O coronel José Vicente da Silva,
56, pesquisador do Instituto Fernand Braudel e especialista em segurança pública, acredita que bases fixas de polícia comunitária só
são convenientes em locais onde
há violência cronicamente instalada, como é o caso do Jardim Ângela. Para o coronel, muitas bases
comunitárias foram instaladas
sem critério. Um equívoco, aponta, é o pedido da base pela própria
comunidade. "Deve haver setores
de planejamento e não esperar o
povo pedir. A Justiça é que é provocada, a polícia não", diz. A doação do local e a construção da base pela comunidade também são
criticadas. "Ao doar o terreno e levantar o prédio, a comunidade faz
aquilo que o Estado deveria realizar." Silva aponta que a polícia
acaba cumprindo um papel que
não é necessariamente seu. "O
que se observa nos bairros periféricos é a ausência total do Estado", assevera. "A PM faz mais de
50 mil atendimentos de cunho social só na capital. É um papel que
deveria ser feito pela prefeitura
municipal." O especialista acredita, porém, que a polícia não pode
se furtar ao fato de que ela tem um
alcance para tais questões sociais
que outras entidades não apresentam. Mas adverte: "A polícia
comunitária por si só não reduz o
crime. Ela é um complemento
fundamental para que a polícia
busque ligações com a comunidade e ajude a debater outras ações
para a prevenção e o fim da violência."
O policiamento comunitário de
São Paulo recebe recursos do Plano Nacional de Segurança Pública, do governo federal. A assessoria de imprensa da Secretaria de
Segurança Pública, que não quis
responder às críticas da Ouvidoria da Polícia, informa que as verbas para o ano de 2001 só foram liberadas em março de 2002. Dos
R$5,5 milhões recebidos da
União, R$5,4 milhões foram usados para a compra de carros de
polícia e de 82 bases comunitárias
móveis. Só não teria havido maior
investimento na polícia comunitária, diz a secretaria, devido à falta de recursos. Por essa razão, a
secretaria afirma que não teria
condições para instalar bases comunitárias nas demais comunidades carentes da capital que chegam a somar 3 mil locais.
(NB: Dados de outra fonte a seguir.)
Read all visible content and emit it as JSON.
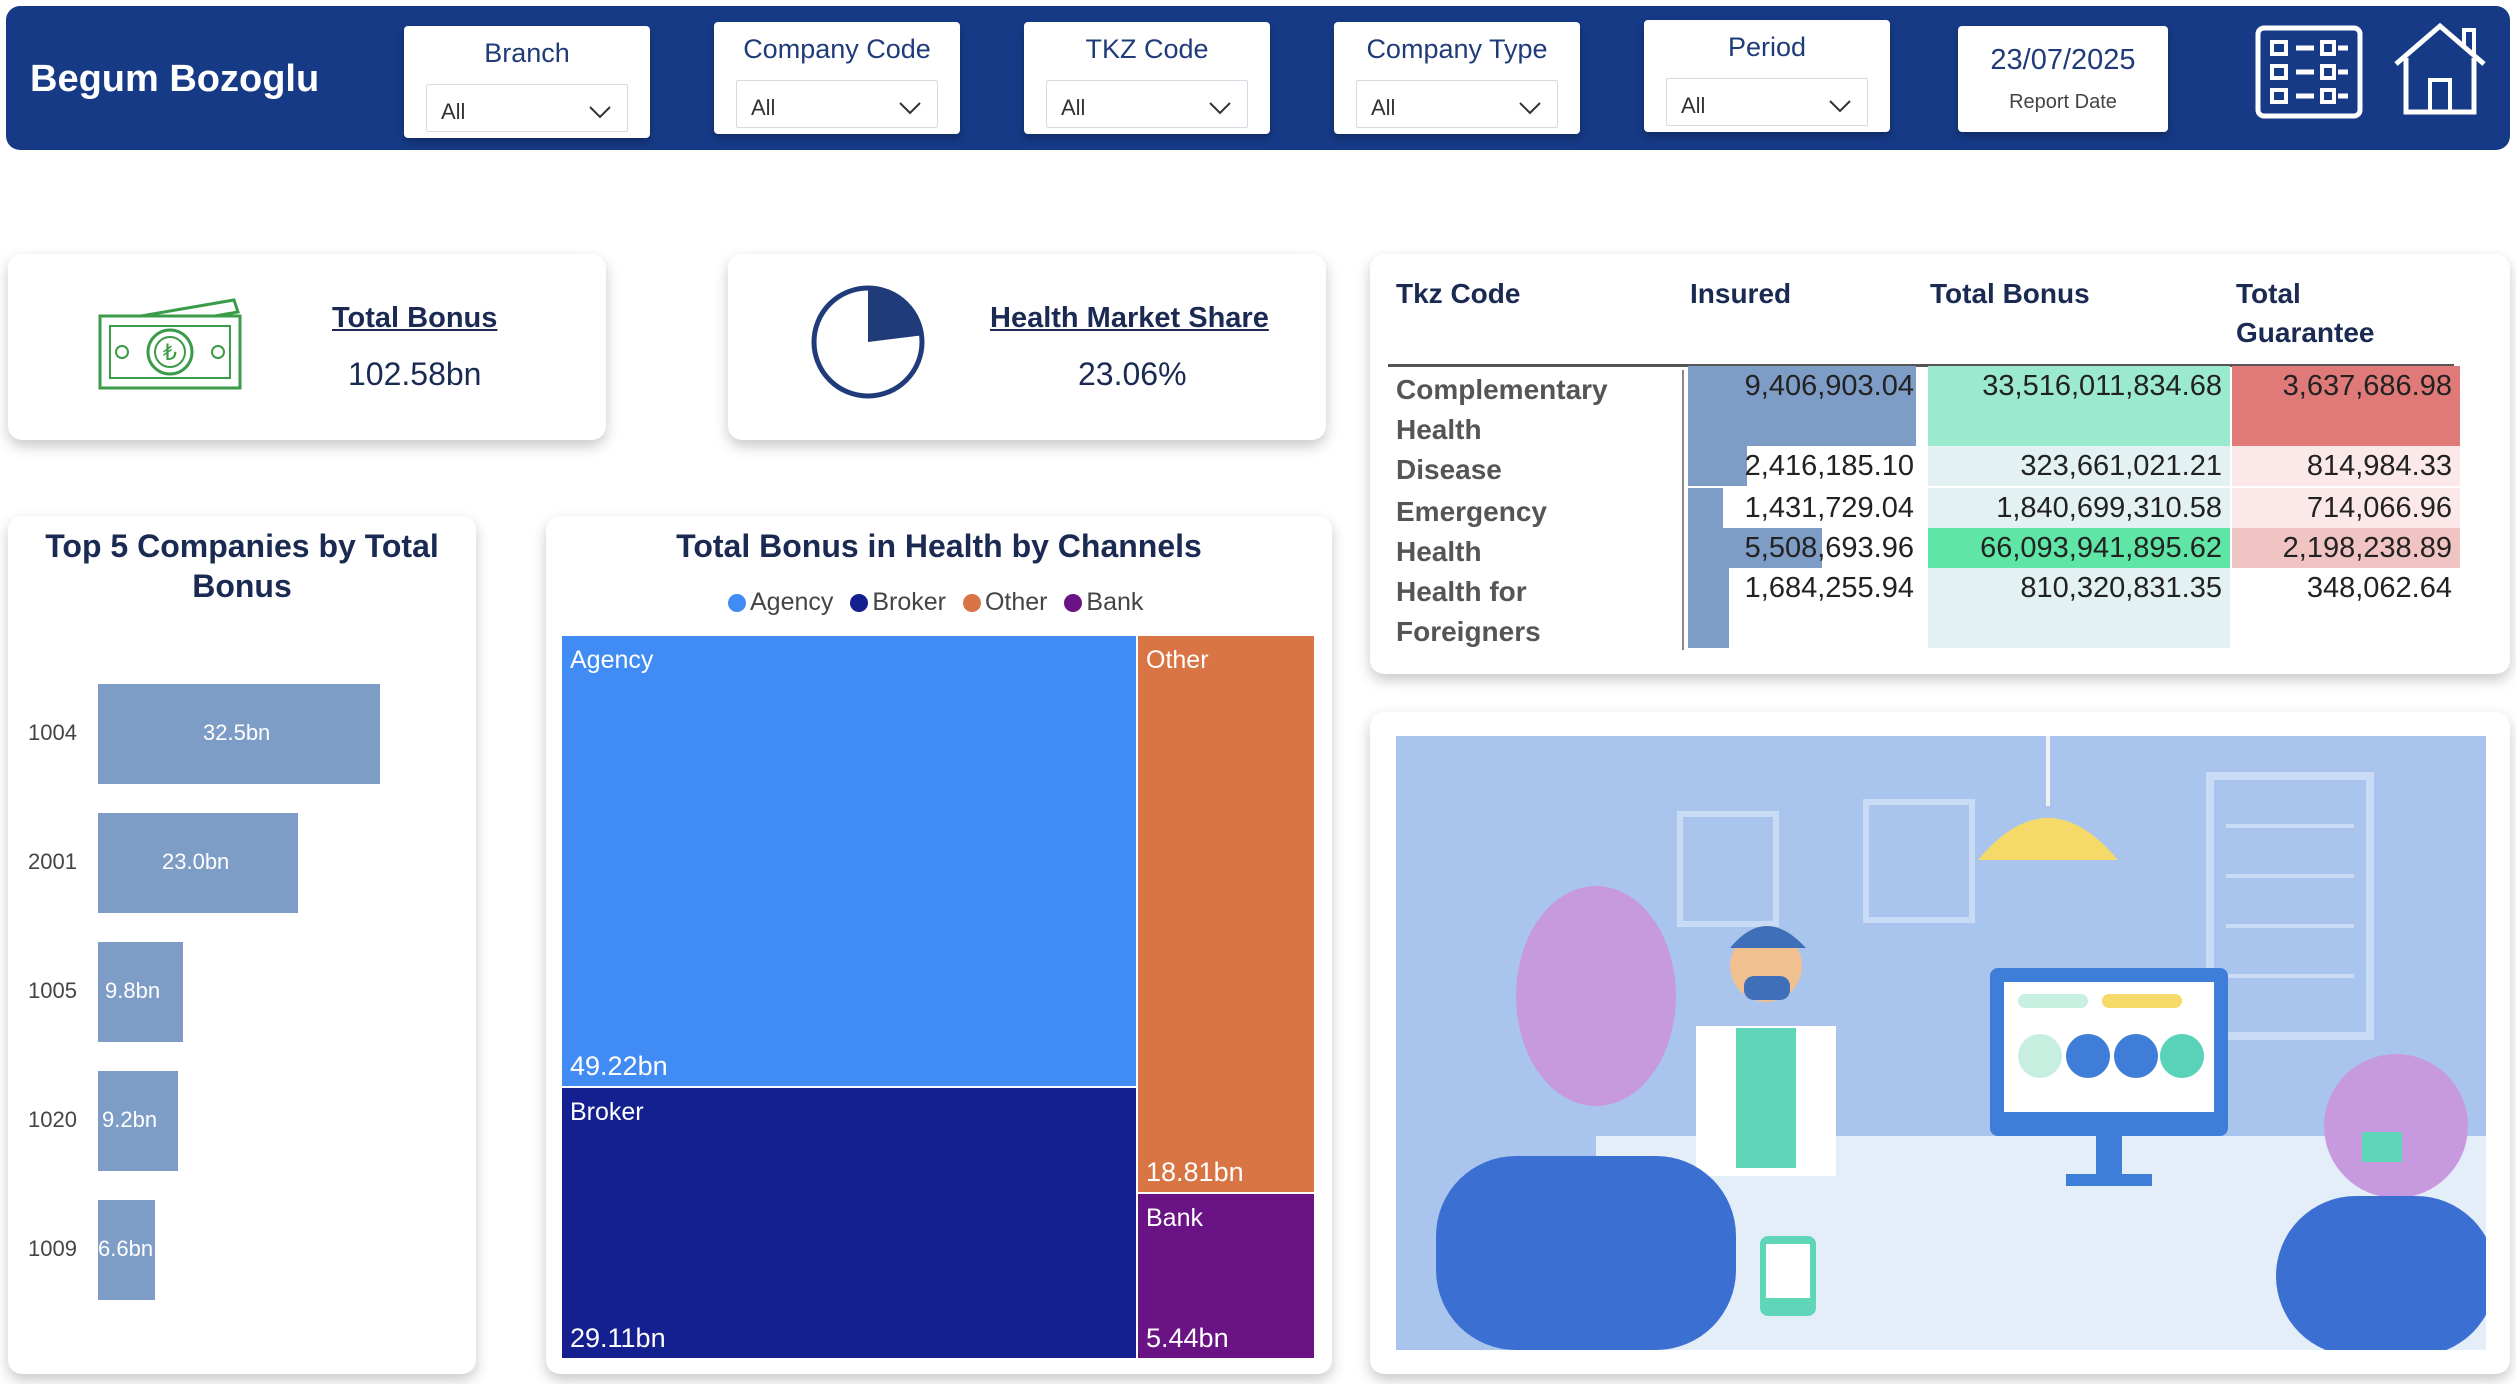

Pesquisa do Ilanud (Instituto Latino
Americano das Nações Unidas
para a Prevenção do Delito e Tratamento do Delinquente) realizada em 2000 aponta que 65% dos
entrevistados avaliaram que o policiamento comunitário funciona
bem ou muito bem no bairro. Para 88% o programa deveria ter
continuidade no bairro onde moram.
Os oficiais ouvidos pela Folha
apontam o Jardim Ângela como
um "ícone" do policiamento comunitário. O número de homicídios ocorridos na área de abrangência da base caiu de 97, em
1998, para 56, em 2000, mas voltou a subir para 83 no ano passado, na esteira do aumento geral da
criminalidade em São Paulo.
O sargento David luta para que
a base receba um efetivo maior.
"A base é feita de homens, não de
cimento." Assim, acredita, poderá
ampliar as ações da polícia na comunidade. "Dinheiro é fácil arrumar. Mas arrumar pessoas dispostas a fazer o trabalho com entusiasmo e dedicação, isso nem
pagando", aponta. A luta do sargento é um pouco do esforço de
cada cidadão para combater as
raízes da violência em nossa sociedade.